Paul avait déjà beaucoup voyagé pour répandre le nom de Jésus. Il y avait sept ans qu’il était chrétien, et pas un jour son ardente conviction ne s’était endormie. Son départ d’Antioche avec Barnabé marqua cependant un changement décisif dans sa carrière. Alors commença pour lui cette vie apostolique où il déploya une activité sans égale et un degré inouï d’ardeur et de passion. Les voyages étaient alors fort difficiles, quand on ne les faisait pas par mer ; les routes carrossables et les véhicules n’existaient guère. Voilà pourquoi la propagation du christianisme se fit le long des côtes et des grands fleuves. Pouzzoles, Lyon eurent des chrétiens quand une foule de villes voisines du berceau du christianisme n’avaient pas entendu parler de Jésus.
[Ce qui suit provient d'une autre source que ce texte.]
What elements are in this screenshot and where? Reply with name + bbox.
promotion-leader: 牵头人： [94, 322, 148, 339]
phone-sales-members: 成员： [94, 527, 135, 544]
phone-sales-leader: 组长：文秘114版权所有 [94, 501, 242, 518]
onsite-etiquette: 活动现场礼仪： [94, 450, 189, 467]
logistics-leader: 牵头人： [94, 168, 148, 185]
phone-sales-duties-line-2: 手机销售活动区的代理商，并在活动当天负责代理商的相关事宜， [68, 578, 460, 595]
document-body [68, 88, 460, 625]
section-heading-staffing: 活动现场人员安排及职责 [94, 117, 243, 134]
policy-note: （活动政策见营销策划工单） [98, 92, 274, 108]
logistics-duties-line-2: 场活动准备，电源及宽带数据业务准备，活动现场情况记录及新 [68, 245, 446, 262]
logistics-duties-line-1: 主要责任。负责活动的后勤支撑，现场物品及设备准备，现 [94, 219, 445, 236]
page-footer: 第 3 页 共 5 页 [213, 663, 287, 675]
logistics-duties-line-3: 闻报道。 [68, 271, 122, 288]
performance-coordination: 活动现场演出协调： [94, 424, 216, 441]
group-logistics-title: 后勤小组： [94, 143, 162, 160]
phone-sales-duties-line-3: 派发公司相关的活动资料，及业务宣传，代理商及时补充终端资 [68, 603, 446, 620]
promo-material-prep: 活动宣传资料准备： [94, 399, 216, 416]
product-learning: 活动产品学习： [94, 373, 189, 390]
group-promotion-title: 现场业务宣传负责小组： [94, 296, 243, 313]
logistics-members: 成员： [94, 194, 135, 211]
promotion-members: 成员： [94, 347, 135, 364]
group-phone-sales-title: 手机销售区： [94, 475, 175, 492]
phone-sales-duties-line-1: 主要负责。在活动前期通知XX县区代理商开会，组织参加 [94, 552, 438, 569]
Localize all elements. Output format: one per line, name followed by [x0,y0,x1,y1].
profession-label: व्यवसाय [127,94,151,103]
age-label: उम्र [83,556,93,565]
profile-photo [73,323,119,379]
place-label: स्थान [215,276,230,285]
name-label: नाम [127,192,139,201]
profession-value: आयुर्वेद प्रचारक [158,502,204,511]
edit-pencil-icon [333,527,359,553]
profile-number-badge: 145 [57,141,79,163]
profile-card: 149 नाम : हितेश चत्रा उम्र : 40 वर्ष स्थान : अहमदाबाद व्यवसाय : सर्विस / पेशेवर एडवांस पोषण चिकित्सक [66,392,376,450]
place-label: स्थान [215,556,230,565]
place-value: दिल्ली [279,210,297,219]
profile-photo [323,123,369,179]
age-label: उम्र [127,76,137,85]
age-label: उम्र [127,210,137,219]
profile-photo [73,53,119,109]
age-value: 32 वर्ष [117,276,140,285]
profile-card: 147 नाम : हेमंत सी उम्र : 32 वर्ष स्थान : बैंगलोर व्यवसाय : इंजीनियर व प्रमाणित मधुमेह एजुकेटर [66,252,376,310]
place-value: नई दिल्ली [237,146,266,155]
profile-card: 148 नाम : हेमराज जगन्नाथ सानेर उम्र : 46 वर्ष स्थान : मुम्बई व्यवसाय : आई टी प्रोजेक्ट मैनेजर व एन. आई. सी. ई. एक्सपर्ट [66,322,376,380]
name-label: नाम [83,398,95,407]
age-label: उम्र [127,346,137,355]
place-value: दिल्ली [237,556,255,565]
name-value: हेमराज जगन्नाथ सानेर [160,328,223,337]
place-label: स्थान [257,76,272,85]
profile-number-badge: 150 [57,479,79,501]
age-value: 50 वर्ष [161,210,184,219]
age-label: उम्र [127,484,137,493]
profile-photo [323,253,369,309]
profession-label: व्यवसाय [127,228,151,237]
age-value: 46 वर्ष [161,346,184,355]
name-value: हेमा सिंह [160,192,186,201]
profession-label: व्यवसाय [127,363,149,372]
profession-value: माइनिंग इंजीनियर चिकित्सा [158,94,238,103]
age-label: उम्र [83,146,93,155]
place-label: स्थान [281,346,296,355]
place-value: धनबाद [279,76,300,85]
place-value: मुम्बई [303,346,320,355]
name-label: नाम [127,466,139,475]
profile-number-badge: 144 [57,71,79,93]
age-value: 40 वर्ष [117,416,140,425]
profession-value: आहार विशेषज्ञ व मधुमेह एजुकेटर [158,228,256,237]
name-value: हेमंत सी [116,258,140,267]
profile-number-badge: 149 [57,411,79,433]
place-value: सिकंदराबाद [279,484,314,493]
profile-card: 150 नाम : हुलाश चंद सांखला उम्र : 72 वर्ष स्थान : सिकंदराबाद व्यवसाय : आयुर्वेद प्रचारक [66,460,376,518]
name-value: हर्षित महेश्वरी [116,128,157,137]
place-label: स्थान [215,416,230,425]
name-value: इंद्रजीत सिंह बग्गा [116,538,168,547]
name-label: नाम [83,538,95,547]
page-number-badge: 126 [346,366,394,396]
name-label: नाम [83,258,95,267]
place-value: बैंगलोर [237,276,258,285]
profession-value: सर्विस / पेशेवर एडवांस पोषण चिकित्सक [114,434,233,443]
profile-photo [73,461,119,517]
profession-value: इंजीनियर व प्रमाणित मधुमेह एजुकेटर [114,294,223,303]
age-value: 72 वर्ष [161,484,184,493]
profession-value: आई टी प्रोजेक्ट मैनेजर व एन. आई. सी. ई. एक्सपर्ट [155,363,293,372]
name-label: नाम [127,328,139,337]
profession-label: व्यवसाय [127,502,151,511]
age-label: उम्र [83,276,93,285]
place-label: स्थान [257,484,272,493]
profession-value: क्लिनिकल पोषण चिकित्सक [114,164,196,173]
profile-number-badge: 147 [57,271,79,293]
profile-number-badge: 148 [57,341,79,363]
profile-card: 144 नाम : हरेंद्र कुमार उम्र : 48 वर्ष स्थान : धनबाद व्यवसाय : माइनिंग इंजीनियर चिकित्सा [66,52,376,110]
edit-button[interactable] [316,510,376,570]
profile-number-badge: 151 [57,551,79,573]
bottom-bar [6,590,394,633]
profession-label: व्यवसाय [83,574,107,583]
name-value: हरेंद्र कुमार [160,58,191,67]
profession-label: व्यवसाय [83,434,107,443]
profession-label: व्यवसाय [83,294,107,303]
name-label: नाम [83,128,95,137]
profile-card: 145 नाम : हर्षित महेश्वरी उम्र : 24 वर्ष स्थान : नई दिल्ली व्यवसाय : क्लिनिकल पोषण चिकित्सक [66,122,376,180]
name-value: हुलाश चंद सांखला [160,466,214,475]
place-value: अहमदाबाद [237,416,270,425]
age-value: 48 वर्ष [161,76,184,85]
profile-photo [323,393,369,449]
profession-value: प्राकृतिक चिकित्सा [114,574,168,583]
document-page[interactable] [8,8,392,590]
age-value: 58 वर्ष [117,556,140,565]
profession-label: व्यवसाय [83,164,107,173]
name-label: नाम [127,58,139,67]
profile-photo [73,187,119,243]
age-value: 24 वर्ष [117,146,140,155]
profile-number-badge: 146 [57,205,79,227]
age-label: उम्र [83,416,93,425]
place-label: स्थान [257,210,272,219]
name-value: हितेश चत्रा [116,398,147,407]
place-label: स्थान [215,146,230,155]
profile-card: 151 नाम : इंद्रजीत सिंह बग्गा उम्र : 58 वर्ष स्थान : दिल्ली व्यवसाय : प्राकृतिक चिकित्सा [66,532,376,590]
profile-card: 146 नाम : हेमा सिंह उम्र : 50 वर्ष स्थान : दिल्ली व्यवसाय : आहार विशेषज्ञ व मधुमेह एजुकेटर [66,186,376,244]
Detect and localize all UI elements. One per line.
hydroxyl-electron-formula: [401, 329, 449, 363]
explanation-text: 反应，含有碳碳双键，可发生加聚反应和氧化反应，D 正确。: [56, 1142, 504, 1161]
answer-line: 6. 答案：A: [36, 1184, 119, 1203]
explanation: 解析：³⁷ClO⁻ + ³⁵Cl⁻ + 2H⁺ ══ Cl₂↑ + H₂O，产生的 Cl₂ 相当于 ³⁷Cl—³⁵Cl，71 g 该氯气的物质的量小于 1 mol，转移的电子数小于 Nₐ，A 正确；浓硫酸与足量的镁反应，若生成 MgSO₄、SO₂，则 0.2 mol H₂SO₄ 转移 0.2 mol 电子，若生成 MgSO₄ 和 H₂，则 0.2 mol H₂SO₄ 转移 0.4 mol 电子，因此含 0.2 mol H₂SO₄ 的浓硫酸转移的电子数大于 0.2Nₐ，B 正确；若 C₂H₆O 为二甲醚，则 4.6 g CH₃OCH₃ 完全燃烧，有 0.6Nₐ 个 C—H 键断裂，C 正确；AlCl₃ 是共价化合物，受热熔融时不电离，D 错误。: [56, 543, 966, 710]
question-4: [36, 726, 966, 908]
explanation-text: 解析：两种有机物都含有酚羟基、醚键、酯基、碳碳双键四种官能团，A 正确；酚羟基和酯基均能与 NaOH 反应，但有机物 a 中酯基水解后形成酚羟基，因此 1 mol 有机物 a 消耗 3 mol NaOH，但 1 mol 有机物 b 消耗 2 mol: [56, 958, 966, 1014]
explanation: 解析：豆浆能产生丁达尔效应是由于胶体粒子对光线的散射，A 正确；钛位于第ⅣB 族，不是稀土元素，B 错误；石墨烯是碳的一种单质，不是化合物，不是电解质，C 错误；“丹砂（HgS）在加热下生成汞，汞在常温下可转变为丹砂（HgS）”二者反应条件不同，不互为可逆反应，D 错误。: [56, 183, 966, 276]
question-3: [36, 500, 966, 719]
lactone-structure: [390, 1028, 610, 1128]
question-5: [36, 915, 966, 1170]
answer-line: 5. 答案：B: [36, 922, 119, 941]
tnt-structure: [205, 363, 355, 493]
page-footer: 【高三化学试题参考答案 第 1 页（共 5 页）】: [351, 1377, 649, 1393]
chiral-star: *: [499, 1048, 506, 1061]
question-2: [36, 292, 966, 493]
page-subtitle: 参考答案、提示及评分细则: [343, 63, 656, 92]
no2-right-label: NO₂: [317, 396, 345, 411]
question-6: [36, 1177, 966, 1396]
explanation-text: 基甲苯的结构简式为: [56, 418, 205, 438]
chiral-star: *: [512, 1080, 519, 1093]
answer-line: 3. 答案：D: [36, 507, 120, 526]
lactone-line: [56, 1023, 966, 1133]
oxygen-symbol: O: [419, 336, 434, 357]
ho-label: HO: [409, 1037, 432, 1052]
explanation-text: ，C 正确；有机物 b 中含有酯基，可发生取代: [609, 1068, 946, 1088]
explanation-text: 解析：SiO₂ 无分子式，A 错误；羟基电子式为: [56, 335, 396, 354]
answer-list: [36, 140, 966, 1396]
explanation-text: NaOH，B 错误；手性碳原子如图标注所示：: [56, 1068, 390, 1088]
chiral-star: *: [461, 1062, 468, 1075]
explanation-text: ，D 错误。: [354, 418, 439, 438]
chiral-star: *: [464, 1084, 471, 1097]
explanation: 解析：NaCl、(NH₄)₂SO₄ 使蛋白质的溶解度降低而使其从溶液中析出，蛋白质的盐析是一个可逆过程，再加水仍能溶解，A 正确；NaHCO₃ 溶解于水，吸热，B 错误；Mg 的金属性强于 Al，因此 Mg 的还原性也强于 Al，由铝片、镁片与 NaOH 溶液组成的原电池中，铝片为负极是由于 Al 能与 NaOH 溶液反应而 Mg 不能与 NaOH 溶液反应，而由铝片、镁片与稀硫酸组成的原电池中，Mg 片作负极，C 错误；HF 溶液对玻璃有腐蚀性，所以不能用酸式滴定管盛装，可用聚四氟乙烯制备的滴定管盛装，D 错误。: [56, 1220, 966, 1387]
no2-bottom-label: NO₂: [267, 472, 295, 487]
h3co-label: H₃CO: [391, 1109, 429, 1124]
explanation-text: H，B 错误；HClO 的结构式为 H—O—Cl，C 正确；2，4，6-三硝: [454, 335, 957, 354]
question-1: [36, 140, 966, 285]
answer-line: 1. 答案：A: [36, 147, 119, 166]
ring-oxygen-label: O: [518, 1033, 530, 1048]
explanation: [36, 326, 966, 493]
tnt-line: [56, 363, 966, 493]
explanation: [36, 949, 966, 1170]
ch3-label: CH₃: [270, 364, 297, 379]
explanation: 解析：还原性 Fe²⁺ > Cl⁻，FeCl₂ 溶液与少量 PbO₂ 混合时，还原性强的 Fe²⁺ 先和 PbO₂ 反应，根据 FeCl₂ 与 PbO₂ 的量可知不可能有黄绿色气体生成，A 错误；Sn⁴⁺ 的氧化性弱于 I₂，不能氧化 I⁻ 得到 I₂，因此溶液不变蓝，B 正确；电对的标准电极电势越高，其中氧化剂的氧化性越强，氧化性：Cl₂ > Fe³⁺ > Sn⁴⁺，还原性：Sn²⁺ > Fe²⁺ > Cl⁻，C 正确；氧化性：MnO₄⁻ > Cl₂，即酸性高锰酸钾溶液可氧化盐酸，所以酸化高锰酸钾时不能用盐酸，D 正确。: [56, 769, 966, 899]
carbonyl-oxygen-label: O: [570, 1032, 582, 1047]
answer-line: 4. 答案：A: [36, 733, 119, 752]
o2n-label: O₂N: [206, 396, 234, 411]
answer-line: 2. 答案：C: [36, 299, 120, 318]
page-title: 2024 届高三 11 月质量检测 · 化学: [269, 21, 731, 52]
Paul, ce semble, allait presque toujours à pied, vivant sans doute de pain, de légumes et de lait. Dans cette vie de piéton errant, que de privations, que d’épreuves ! La police était négligente ou brutale. Sept fois Paul fut enchaîné. Aussi, quand il le pouvait, préférait-il la navigation. Assurément aux heures où elles sont calmes, ces mers sont admirables ; mais, tout à coup aussi, ce sont de fous caprices ; s’échouer sur le sable, s’accrocher à un débris, est alors le seul parti à prendre. Le péril était partout : « Les fatigues, les prisons, les coups, la mort, dit le héros lui-même, j’ai goûté tout cela avec surabondance. Cinq fois les Juifs m’ont appliqué leurs trente-neuf coups de cordes ; trois fois j’ai été bâtonné ; une fois j’ai été lapidé ; trois fois j’ai fait naufrage ; j’ai passé un jour et une nuit dans l’abîme. Voyages sans nombre, dangers au passage des fleuves, dangers des voleurs, dangers venant de la race d’Israël, dangers venant des gentils, dangers dans les villes, dangers dans le désert, dangers sur la mer, dangers des faux frères, j’ai tout connu. Fatigues, labeurs, veilles répétées, faim, soif, jeûnes prolongés, froid, nudité, voilà ma vie. » L’apôtre écrivait cela en 56, quand ses épreuves étaient loin de leur fin. Près de dix ans encore, il devait mener cette existence, que la mort seule pouvait dignement couronner.